Ceci en vertu des principes a priori (parfois sensiblement arbitraires) de la synopse :
1) en l’absence de Marc, priorité à l’ordre de Luc.
2) mais en l’absence de parallélisme, conserver les textes en l’état, sans les scinder.
C’est ce qui se passe ici avec la péricope de Matthieu. Sauf le premier verset, elle n’a pas de parallèle.
Pourtant, les versets de Matthieu : 18, 21-22 ressembleront beaucoup au verset 17, 4 de Luc. Mais ils ne lui sont pas superposables dans la synthèse.

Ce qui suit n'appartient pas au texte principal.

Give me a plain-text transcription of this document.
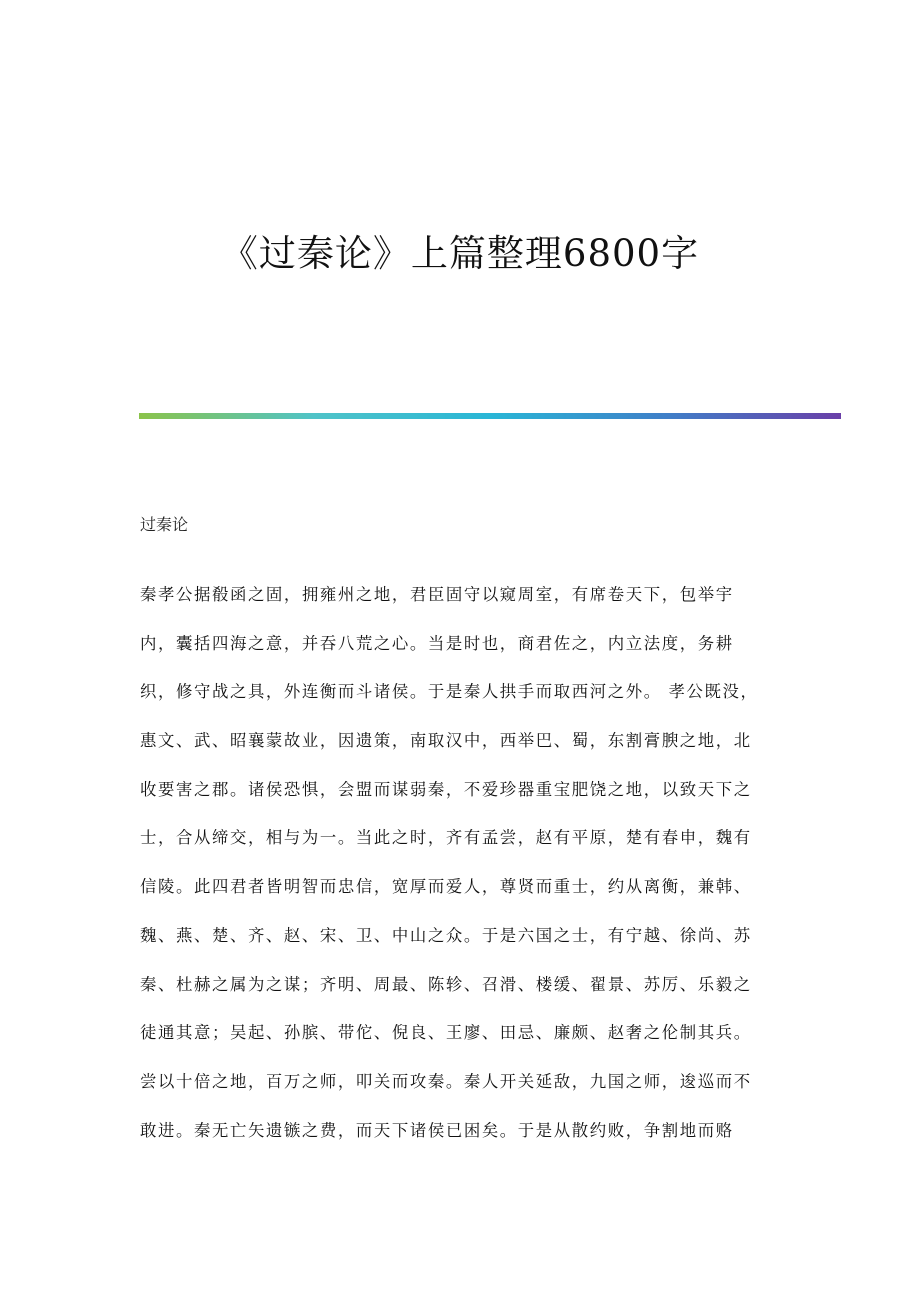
《过秦论》上篇整理6800字
过秦论
秦孝公据殽函之固，拥雍州之地，君臣固守以窥周室，有席卷天下，包举宇
内，囊括四海之意，并吞八荒之心。当是时也，商君佐之，内立法度，务耕
织，修守战之具，外连衡而斗诸侯。于是秦人拱手而取西河之外。 孝公既没，
惠文、武、昭襄蒙故业，因遗策，南取汉中，西举巴、蜀，东割膏腴之地，北
收要害之郡。诸侯恐惧，会盟而谋弱秦，不爱珍器重宝肥饶之地，以致天下之
士，合从缔交，相与为一。当此之时，齐有孟尝，赵有平原，楚有春申，魏有
信陵。此四君者皆明智而忠信，宽厚而爱人，尊贤而重士，约从离衡，兼韩、
魏、燕、楚、齐、赵、宋、卫、中山之众。于是六国之士，有宁越、徐尚、苏
秦、杜赫之属为之谋；齐明、周最、陈轸、召滑、楼缓、翟景、苏厉、乐毅之
徒通其意；吴起、孙膑、带佗、倪良、王廖、田忌、廉颇、赵奢之伦制其兵。
尝以十倍之地，百万之师，叩关而攻秦。秦人开关延敌，九国之师，逡巡而不
敢进。秦无亡矢遗镞之费，而天下诸侯已困矣。于是从散约败，争割地而赂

Nous les laissons donc à leur place, tels quels.
On suppose donc que tout ce matériel est emprunté par Matthieu grec à la source Q, que Luc lui-même n’aurait citée que partiellement.
La susdite péricope de Matthieu grec (Mt 18, 15-35) représente la troisième partie de son discours ecclésiastique, dont la première partie : Mt 18, 1-11 est parallèle avec Marc (et partiellement avec Luc qui suit Marc). Ce furent successivement nos épisodes 96 (Qui est le plus grand ?) et 99 (Le sandale). Tandis que la seconde partie : Mt 18, 12-14 de ce même discours ecclésiastique a déjà été mise en synopse avec la parabole de la brebis égarée, dans la grande insertion de Luc. Ce fut notre épisode 146.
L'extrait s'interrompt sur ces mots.